Maybe Africa is the same way. Maybe the best thing to do is just let yourself get raped, let the old Empires do what they want, let all the local religious and tribal factions kill each other till they're tired, bear with the poverty, and just slowly slowly hope for very slow reforms.
Maybe African countries, like India, should just let the West make the continent up in the image they desire. Then play things slow and let the West's power in Africa collapse naturally on its own.

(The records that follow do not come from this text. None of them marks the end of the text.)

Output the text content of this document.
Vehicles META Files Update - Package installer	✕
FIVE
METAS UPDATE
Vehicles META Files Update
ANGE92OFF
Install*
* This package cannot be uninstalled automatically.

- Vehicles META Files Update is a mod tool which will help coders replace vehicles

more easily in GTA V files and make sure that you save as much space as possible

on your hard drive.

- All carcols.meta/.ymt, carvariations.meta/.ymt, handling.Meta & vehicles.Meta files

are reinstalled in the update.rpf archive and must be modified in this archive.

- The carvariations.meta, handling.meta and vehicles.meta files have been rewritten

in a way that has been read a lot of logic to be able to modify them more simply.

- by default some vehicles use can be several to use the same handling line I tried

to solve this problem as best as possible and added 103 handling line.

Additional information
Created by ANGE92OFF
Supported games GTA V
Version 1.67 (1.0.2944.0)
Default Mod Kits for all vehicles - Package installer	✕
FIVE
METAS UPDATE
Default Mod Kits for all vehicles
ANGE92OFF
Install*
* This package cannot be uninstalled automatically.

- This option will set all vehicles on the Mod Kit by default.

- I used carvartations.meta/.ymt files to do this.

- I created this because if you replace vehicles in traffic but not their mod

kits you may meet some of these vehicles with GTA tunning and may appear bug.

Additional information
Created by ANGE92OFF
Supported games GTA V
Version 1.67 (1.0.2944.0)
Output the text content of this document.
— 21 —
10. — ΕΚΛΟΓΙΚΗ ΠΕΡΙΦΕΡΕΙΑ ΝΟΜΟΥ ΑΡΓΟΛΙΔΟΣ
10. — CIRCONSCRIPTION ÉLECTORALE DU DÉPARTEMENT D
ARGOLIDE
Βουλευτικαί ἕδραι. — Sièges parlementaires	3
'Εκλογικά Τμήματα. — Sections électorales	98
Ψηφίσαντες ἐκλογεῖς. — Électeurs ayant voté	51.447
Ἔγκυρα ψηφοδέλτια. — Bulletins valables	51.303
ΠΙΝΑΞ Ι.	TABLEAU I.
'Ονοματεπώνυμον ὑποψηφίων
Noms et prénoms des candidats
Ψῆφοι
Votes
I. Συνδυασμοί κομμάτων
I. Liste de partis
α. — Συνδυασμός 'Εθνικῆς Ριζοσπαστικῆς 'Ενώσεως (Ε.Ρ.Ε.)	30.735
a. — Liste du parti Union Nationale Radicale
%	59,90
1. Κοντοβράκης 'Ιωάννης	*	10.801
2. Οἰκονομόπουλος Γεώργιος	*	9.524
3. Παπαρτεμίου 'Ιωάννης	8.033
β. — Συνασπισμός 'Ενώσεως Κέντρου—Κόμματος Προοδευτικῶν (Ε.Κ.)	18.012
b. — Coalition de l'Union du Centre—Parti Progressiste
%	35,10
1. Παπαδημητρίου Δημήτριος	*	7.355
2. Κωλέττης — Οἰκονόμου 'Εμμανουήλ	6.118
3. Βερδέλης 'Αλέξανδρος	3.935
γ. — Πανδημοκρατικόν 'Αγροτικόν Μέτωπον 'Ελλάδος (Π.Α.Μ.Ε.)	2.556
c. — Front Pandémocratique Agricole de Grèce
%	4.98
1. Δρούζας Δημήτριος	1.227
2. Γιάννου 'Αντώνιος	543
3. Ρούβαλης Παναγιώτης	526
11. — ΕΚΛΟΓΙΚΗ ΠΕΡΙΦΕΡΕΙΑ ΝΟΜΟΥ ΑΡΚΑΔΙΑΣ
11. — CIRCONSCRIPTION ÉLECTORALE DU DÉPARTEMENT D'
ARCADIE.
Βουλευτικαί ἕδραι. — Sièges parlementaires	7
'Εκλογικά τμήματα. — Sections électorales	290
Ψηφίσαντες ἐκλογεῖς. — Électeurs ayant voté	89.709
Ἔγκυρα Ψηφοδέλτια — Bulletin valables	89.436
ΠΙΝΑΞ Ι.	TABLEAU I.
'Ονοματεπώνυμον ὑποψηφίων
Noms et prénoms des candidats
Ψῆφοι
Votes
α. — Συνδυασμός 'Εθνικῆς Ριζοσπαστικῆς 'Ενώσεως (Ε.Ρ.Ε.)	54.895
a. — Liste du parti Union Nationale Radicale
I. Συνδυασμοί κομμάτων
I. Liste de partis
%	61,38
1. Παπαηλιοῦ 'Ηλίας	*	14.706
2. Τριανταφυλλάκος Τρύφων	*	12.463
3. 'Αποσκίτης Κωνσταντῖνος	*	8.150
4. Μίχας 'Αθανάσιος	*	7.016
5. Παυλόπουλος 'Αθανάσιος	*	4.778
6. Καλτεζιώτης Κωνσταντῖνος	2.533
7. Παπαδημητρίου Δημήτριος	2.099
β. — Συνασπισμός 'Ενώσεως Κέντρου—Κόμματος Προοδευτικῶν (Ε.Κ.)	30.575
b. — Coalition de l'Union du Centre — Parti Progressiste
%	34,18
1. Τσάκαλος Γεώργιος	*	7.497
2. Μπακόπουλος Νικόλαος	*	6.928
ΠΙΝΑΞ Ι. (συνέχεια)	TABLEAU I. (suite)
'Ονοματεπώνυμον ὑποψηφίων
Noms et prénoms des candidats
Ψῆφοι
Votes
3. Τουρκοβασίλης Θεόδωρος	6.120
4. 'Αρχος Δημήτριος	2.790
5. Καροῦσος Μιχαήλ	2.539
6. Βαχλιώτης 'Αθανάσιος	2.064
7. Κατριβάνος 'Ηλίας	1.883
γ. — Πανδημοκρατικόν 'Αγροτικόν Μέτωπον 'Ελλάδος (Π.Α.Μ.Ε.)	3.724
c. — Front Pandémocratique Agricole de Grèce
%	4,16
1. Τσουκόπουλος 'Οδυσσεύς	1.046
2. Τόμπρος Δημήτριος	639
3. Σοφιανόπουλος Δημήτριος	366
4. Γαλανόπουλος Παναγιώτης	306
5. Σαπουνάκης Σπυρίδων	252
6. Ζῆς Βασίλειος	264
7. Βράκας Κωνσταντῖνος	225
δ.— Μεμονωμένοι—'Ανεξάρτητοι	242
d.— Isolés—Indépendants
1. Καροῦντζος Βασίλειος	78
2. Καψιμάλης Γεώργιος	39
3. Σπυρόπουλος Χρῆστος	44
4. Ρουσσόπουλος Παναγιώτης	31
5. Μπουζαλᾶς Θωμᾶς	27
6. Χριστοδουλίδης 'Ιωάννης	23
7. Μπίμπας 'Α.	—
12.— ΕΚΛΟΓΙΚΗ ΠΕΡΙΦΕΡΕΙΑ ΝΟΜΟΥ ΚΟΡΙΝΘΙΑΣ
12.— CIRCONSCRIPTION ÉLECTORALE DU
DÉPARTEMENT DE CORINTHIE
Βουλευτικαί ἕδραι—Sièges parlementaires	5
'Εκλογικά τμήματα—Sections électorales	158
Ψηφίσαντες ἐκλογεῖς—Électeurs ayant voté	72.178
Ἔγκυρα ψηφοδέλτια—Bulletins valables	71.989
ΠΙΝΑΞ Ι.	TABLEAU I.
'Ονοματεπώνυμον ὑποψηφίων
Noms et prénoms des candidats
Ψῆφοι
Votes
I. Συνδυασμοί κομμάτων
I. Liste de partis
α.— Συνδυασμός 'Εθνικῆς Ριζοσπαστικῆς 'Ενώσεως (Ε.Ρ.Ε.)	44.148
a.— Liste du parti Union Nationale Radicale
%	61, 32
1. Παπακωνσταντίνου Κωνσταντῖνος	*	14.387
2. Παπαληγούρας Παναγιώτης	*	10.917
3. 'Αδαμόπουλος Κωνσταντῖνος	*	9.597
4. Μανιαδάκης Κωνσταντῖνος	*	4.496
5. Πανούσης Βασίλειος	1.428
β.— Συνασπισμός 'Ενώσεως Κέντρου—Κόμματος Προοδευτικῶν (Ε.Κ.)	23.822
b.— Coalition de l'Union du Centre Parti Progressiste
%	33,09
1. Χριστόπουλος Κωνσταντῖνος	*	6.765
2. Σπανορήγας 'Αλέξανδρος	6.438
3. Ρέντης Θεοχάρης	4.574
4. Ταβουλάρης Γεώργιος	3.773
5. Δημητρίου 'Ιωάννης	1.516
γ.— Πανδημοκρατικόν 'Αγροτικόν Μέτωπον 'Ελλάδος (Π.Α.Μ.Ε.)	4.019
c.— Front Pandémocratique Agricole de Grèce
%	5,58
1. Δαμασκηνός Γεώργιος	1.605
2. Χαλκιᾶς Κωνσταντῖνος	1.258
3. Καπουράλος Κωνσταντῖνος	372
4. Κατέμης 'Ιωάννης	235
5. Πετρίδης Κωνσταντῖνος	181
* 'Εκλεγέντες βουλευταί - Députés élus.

There's a scientist called Immanuel Wallerstein who used to write about this kind of thing. He started a field called World Systems Theory, which basically attempted to predict the evolution of nations. He predicted alot of what would happen (has happened) in Africa and the Middle East. In regards to Africa, he saw the continent becoming First World in about 250 years. He said some of its nations would become small superpowers, after the US and China themselves decreased in power. From that point onwards, the globe is run by several mini superpowers, some in Latin America, some in Africa, some in Europe, some in Asia. Each struggles with debt, unemployment, oil, wealth gaps and so on, at which point we jump from techno-capitalism to something else, like we jumped from feudalism to mercantile capitalism.
Wallerstein was just theorising, but that nevertheless seems to be how history cyclically plays out. Aside from aliens or Gods coming down and teaching us to stop being dumbasses, we seem to just proceed clumsily from A to B . Our destinations are generally good, we just can't get there without doing a lot of unnecessary collateral damage.